Double Indemnity: Crop Insurance and the Failure of U.S. Agricultural Disaster Policy
For the past 30 years, Congress has struggled with how to best provide protection against natural disasters to agricultural producers. In 1980, Congress replaced a standing disaster program with subsidized crop insurance. The Federal Crop Insurance Improvement Act made crop insurance the primary form of disaster protection for producers. Standing disaster programs were seen as too costly and were criticized for encouraging production in marginal areas. Crop insurance was seen as “the most efficient and equitable method of providing disaster assistance” (GAO 1980, p. iii).

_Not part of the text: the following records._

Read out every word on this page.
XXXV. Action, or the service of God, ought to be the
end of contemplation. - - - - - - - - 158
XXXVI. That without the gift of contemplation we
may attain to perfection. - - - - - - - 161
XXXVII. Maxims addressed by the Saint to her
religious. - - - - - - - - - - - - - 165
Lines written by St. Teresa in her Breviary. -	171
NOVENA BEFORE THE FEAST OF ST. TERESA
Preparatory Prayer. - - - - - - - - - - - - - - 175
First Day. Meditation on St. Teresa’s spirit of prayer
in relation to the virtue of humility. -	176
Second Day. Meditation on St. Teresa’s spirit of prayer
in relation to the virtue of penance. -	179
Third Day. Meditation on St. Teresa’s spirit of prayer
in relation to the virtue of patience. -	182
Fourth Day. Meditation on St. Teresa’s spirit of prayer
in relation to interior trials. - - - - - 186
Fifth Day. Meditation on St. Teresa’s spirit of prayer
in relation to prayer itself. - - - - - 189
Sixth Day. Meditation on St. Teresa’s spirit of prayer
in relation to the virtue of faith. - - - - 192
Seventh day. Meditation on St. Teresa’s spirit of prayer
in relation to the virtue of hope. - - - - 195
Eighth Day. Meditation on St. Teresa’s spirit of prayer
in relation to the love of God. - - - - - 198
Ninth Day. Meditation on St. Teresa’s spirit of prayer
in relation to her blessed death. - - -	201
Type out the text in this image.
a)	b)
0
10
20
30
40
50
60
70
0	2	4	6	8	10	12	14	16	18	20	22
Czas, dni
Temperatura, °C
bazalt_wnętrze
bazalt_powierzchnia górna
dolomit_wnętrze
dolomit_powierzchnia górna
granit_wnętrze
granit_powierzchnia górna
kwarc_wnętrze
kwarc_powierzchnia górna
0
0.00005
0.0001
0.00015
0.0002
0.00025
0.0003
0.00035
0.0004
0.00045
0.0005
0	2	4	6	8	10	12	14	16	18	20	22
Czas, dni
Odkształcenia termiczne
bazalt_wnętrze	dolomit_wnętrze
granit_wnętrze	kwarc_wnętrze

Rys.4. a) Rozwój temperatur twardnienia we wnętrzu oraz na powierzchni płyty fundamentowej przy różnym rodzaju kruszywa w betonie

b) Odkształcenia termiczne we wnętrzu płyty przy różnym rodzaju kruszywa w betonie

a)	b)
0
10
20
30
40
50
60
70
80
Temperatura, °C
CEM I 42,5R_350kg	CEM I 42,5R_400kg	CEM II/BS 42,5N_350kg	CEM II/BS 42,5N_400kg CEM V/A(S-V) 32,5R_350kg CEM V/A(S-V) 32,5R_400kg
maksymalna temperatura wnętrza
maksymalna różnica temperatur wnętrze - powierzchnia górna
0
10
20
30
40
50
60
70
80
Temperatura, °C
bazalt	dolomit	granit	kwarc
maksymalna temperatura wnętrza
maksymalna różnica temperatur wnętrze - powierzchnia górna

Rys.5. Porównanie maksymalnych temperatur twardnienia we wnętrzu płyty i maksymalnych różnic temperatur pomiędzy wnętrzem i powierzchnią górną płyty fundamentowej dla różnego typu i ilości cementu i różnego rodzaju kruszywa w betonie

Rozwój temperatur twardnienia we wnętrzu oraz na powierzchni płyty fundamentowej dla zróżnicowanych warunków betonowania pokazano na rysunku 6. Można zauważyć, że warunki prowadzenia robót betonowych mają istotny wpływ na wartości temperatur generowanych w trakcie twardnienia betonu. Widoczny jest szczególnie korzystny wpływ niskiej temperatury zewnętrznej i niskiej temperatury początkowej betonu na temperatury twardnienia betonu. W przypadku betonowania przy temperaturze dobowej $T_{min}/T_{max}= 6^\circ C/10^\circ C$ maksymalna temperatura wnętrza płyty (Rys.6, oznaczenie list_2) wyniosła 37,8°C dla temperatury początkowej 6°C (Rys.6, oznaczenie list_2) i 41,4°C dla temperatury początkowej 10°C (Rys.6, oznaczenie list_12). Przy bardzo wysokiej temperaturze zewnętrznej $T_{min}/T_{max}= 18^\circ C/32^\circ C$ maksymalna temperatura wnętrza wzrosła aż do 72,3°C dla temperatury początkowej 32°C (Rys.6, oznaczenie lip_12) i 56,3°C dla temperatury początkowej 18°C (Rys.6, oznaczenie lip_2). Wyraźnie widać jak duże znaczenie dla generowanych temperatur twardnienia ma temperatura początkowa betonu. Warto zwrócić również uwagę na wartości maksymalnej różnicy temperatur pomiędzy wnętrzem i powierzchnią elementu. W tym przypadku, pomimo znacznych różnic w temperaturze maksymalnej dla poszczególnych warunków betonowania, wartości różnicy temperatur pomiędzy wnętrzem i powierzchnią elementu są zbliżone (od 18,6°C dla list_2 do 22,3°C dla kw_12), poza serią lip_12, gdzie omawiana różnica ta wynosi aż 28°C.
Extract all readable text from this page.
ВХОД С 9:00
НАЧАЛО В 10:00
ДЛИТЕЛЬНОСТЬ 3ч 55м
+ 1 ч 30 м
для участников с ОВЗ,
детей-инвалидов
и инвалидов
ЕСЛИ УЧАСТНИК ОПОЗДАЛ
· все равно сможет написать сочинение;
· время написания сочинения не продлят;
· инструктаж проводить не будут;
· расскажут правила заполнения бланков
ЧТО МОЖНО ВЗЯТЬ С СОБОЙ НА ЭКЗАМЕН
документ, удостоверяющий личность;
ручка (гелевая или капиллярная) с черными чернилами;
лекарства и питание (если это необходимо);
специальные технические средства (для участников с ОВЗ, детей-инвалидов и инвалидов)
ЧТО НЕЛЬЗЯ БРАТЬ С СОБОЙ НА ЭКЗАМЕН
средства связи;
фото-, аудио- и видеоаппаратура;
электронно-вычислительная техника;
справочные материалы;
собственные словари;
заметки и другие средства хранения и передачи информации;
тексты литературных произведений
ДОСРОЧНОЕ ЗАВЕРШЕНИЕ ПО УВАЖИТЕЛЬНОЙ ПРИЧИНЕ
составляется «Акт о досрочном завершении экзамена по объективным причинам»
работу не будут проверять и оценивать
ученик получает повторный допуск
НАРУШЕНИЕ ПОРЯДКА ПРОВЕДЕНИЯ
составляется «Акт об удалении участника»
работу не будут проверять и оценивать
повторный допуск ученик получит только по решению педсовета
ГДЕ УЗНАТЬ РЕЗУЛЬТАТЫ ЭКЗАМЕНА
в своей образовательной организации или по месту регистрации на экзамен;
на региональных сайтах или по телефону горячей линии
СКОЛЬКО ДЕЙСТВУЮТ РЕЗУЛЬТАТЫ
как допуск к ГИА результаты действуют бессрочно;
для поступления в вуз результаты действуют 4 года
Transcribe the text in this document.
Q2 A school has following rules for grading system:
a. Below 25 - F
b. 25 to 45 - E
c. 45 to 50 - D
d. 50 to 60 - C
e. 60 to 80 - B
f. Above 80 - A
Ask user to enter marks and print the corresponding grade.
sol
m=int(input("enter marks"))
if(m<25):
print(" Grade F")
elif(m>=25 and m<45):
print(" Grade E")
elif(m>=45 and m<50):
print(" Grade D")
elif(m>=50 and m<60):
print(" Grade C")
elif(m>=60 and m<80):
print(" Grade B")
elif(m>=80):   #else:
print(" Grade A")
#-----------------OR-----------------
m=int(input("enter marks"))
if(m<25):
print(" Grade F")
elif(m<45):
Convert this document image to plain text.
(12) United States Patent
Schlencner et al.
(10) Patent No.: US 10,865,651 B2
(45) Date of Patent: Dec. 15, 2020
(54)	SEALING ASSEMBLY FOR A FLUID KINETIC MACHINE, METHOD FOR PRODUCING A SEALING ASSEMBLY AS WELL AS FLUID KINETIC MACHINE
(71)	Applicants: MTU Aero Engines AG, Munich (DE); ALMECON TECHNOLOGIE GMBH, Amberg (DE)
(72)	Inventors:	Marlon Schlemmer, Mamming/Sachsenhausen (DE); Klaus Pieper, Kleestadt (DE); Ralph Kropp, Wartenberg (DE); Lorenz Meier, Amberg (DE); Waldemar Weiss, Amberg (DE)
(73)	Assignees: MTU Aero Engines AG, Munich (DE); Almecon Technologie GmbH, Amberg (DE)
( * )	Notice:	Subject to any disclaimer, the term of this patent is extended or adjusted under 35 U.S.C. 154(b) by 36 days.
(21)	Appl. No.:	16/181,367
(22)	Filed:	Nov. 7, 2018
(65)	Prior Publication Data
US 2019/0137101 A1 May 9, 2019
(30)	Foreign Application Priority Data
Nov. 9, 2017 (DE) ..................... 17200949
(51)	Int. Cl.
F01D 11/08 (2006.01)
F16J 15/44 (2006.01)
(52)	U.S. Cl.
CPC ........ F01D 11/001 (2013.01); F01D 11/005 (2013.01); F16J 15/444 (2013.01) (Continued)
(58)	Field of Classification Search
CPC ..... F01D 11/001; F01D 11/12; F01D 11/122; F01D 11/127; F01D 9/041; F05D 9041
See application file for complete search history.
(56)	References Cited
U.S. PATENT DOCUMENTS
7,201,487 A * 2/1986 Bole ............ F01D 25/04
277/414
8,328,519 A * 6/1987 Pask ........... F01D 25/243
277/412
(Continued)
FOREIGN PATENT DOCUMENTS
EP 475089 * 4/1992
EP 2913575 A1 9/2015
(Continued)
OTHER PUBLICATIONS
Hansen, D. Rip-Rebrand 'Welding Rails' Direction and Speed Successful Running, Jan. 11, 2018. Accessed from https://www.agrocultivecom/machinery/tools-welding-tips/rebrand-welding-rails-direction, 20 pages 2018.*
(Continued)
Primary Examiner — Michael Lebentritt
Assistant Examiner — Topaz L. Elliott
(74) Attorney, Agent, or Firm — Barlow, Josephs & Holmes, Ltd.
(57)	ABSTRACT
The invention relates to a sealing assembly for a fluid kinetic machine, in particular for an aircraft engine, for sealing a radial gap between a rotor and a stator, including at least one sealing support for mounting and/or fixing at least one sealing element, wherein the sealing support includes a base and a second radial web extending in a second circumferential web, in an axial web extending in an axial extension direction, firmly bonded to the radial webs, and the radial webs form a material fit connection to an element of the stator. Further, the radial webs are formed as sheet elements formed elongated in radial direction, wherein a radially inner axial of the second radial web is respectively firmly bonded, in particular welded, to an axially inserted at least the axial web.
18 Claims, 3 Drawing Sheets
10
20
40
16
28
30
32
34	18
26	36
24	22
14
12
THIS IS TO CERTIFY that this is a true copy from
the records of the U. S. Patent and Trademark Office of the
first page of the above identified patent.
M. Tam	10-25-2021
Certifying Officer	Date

At the time of passage of the 1980 act, Congress envisioned a participation rate approaching 50 percent of eligible acres by the end of the decade. Yet despite premium subsidies and expanded coverage, crop insurance participation grew very slowly. When a major drought struck the Midwest in 1988, only 25 percent of eligible acreage was enrolled in the program nationwide; participation was even less in hard-hit states like Illinois and Indiana (Chite 1988). Widespread crop losses and poor participation in the insurance program prompted Congress to pass supplemental disaster legislation throughout the decade, including almost $5 billion in disaster assistance to cover crop losses in 1988 and 1989 alone (Glauber and Collins 2002).
By 1990, the program was seen as so costly that the Bush administration proposed eliminating the program altogether and replacing it with a standing disaster program. The proposal was received with little interest in Congress, but the criticism of the crop insurance program remained unabated. Widespread crop losses due to the 1993 floods in the Midwest prompted yet another disaster bill. This time, however, Congress and the Clinton administration agreed on the Crop Insurance Reform Act of 1994, which authorized additional premium subsidies to increase participation. Yet despite increases in participation, Congress passed ad hoc disaster legislation covering losses in 1998, 1999, and 2000. In 2000, Congress passed the Agricultural Risk Protection Act, which provided further subsidies to encourage crop insurance purchases.
Today, twenty-six years after passage of the 1980 act and two reform bills later, crop insurance has become a major fixture in the farm safety net, and by most measures of participation, crop insurance is a success. Crop insurance currently provides coverage for a loss in yield or a loss in revenue (yield and price) for over 350 commodities in all 50 states and Puerto Rico. Over 80 percent of insurable area is enrolled in the program and almost 65 percent of those acres are insured at coverage levels of 70 percent or higher. For the 2005 crop year, there were 1.2 million federal crop insurance policies in force, covering 246 million acres, with a liability of $44.3 billion.